Einstein, porém, não foi mera exceção ou ponto fora da curva. Outros grandes cientistas do passado, como Galileu, Newton, Faraday e Maxwell (apenas para citar alguns físicos notáveis) também revelaram sua profunda crença de que a realidade última repousa em Deus. Como Paulo, poderiam dizer: Ele é antes de todas as coisas e nele tudo subsiste (Colossenses 1:17). Contudo, cabe reconhecer que parte considerável (se não a maioria) do establishment científico da atualidade é absolutamente avessa a esta visão e arrasta consigo multidões de gente bem formada e bem pensante. Por que isso acontece?

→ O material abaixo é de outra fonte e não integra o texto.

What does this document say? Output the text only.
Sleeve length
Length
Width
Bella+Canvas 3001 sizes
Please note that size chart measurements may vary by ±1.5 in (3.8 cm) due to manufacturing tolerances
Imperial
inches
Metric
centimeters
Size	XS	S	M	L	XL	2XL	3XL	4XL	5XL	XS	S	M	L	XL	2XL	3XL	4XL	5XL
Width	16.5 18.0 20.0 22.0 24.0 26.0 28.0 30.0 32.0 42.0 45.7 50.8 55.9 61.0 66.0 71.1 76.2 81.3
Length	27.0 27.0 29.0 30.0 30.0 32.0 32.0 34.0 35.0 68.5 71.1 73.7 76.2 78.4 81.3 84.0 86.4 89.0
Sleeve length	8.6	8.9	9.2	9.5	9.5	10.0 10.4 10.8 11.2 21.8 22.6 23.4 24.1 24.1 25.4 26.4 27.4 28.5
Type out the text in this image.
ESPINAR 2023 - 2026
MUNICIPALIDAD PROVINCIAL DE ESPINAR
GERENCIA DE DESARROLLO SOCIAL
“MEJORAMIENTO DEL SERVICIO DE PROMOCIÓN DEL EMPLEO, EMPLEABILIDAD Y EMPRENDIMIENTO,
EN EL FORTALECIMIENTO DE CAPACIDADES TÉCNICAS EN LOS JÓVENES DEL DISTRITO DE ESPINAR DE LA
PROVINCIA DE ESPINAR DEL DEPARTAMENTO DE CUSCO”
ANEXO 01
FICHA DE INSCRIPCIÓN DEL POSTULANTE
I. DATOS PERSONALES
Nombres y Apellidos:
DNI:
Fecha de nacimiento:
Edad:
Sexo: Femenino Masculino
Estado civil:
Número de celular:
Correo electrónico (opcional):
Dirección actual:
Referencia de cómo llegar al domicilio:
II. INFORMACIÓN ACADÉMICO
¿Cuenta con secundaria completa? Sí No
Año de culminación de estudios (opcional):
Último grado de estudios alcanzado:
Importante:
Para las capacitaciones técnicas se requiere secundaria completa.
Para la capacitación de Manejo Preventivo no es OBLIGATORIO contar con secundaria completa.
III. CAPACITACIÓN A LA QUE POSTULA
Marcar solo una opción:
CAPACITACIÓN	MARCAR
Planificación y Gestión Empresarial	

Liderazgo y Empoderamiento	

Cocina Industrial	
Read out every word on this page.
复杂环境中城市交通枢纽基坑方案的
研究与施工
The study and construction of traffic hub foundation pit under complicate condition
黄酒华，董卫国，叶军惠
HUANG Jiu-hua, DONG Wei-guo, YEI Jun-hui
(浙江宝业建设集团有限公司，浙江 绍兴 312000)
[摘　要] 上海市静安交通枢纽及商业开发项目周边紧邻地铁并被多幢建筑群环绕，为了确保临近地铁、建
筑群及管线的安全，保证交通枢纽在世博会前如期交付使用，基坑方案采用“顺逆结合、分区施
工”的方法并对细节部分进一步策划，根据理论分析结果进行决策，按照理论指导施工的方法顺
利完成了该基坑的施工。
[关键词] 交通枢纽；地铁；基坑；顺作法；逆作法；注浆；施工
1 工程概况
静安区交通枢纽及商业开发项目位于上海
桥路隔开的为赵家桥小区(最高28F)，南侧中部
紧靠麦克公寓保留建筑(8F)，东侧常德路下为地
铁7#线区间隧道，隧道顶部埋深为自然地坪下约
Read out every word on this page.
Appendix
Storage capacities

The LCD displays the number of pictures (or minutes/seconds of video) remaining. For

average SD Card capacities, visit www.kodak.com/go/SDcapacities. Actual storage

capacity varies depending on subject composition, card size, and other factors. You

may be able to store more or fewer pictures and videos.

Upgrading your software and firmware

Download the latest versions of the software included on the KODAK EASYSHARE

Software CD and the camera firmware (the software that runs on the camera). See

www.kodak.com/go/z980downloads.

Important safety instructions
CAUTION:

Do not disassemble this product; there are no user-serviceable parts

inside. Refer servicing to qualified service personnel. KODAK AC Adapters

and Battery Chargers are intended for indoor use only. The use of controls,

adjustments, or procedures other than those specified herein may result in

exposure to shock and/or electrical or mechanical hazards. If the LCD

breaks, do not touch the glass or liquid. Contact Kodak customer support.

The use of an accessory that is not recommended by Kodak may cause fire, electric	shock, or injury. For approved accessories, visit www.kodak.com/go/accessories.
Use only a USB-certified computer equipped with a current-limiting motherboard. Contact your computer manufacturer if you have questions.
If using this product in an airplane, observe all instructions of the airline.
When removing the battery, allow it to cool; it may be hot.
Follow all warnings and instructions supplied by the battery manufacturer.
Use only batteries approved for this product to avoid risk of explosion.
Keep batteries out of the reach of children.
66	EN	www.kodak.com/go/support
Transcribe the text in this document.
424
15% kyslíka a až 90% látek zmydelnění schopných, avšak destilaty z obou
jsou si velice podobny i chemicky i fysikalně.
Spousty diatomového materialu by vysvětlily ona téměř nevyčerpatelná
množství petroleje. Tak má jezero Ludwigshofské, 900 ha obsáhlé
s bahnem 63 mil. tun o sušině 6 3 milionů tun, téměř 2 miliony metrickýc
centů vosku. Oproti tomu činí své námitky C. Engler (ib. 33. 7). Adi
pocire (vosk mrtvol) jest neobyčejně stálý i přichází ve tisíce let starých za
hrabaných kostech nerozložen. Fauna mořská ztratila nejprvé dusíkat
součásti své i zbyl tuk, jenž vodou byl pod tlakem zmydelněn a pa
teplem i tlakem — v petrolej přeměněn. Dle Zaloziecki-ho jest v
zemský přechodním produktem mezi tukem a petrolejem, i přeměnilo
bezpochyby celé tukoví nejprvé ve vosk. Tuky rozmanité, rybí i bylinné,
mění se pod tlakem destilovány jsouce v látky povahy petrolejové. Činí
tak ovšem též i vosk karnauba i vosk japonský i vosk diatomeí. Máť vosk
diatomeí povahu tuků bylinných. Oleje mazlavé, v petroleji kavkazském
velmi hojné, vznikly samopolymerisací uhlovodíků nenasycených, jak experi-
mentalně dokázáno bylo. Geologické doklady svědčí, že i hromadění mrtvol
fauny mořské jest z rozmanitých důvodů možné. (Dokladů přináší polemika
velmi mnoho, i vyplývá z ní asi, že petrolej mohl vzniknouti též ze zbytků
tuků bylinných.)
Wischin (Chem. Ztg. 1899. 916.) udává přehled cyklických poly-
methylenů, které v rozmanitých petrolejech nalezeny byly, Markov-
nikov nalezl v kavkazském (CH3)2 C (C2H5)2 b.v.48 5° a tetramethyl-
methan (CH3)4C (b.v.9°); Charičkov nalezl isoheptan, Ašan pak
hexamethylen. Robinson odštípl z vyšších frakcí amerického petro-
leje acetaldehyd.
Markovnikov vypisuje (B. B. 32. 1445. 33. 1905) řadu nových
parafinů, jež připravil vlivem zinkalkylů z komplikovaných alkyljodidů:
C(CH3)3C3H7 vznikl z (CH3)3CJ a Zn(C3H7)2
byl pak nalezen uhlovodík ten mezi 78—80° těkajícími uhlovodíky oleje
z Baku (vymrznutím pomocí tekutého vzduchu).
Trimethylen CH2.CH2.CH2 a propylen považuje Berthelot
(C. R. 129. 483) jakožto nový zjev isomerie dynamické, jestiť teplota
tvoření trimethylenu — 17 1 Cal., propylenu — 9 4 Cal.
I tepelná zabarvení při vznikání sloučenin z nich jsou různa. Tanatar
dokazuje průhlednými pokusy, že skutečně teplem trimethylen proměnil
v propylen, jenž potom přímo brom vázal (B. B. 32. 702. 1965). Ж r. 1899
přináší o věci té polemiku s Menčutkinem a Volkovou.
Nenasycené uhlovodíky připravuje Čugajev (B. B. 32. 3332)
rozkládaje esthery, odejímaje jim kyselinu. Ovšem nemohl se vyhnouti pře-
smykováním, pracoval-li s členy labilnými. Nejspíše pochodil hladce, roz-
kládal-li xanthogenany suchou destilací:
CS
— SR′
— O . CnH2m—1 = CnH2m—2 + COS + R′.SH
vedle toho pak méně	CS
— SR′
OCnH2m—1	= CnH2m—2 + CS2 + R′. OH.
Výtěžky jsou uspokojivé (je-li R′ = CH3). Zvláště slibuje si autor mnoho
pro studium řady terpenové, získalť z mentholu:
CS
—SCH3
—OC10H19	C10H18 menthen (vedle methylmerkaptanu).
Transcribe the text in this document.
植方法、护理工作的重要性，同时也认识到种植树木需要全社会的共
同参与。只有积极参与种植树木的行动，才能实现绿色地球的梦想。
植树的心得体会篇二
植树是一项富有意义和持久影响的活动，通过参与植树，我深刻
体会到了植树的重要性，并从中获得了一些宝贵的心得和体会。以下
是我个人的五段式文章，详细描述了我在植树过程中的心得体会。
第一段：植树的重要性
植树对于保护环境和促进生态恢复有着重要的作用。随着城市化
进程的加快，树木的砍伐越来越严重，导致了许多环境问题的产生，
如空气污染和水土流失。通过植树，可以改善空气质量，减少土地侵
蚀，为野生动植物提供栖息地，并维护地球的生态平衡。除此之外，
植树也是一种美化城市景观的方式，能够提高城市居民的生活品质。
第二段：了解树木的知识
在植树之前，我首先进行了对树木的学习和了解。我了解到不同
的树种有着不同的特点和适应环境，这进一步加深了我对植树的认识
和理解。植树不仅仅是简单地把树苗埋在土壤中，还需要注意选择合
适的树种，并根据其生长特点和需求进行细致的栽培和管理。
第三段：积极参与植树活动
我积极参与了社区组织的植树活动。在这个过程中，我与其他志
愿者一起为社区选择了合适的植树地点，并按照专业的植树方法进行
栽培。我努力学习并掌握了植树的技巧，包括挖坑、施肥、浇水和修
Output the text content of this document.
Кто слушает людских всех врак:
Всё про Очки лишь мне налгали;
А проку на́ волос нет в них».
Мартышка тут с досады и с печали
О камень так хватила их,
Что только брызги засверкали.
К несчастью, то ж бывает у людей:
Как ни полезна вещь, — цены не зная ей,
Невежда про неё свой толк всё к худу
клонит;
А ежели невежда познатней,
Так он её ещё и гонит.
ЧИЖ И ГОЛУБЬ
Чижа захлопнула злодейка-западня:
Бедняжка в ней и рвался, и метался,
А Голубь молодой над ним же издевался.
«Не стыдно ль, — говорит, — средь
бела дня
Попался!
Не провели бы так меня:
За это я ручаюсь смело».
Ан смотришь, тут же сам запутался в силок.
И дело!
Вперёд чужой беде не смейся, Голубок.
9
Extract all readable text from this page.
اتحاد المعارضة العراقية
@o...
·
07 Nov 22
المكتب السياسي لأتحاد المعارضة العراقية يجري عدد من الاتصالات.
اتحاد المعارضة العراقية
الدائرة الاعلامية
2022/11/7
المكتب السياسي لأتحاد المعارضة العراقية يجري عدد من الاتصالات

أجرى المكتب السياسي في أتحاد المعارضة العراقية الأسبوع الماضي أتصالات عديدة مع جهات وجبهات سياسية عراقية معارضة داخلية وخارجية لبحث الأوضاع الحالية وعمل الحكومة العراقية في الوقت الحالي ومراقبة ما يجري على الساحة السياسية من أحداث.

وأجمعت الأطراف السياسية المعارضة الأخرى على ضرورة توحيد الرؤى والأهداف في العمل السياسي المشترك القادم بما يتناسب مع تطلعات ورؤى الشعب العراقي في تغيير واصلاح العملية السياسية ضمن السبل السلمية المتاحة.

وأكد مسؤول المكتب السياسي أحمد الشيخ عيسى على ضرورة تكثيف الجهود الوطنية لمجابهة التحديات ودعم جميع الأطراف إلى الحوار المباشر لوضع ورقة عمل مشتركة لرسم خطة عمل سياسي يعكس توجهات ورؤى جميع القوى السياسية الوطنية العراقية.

A resposta é complexa e admite diferentes componentes, desde aquelas de fundo bíblico-teológico àquelas apoiadas em razões de carácter histórico e/ou ideológico. Alister McGrath, no entanto, aponta para uma questão que nos diz respeito de forma mais direta e imediata: Se os céus realmente “declaram a glória de Deus”, isto implica que algo de Deus pode ser conhecido através deles, que a ordem natural é capaz de revelar algo do divino. Mas, disto não decorre automaticamente que seres humanos, situados dentro da natureza como nós estamos, sejam capazes, sem ajuda ou sob quaisquer condições, de perceber o divino através da ordem natural. E se os céus “declaram a glória de Deus” em uma linguagem que não podemos compreender? [3].

Alguém poderia repelir a indagação de McGrath citando Paulo: … desde a criação do mundo os atributos invisíveis de Deus, seu eterno poder e sua natureza divina, têm sido vistos claramente, sendo compreendidos por meio das coisas criadas… (Romanos 1:20). Podemos entender, porém, que a indagação de McGrath procede e nos toca diretamente se considerarmos que Paulo está, na verdade, pronunciando um juízo da parte de Deus. E este papel só cabe a Ele. Qual seria, então, o nosso papel?

O nosso papel (de certa forma, uma resposta prática à indagação de McGrath) é o de criar pontes de significado entre os “mistérios” da natureza e o Mistério de Deus (Colossenses 2:2), para que o cientista e o leigo, o ateu e o crente, possam ter elementos para compreender que razão e fé não se excluem, mas que teologia e ciência podem (e devem) estabelecer um diálogo de alto nível, franco e honesto em benefício mútuo e de toda a sociedade. É este o ponto focal para o qual mira o Projeto Cristãos na Ciência. Convidamos, assim, os cristãos e todos os interessados neste diálogo para que se somem a nós no esforço coletivo de juntos construirmos a Associação Brasileira de Cristãos na Ciência.

por Roberto Covolan

Referências

[1] Albert Einstein, citado por Walter Isaacson em Einstein – His Life and Universe (Simon & Schuster, 2008). 

[2] Max Jammer, Einstein and Religion (Princeton University Press, 1999).

[3] Alister McGrath, The Open Secret – A New Vision for Natural Theology (Backwell Publishing, 2008).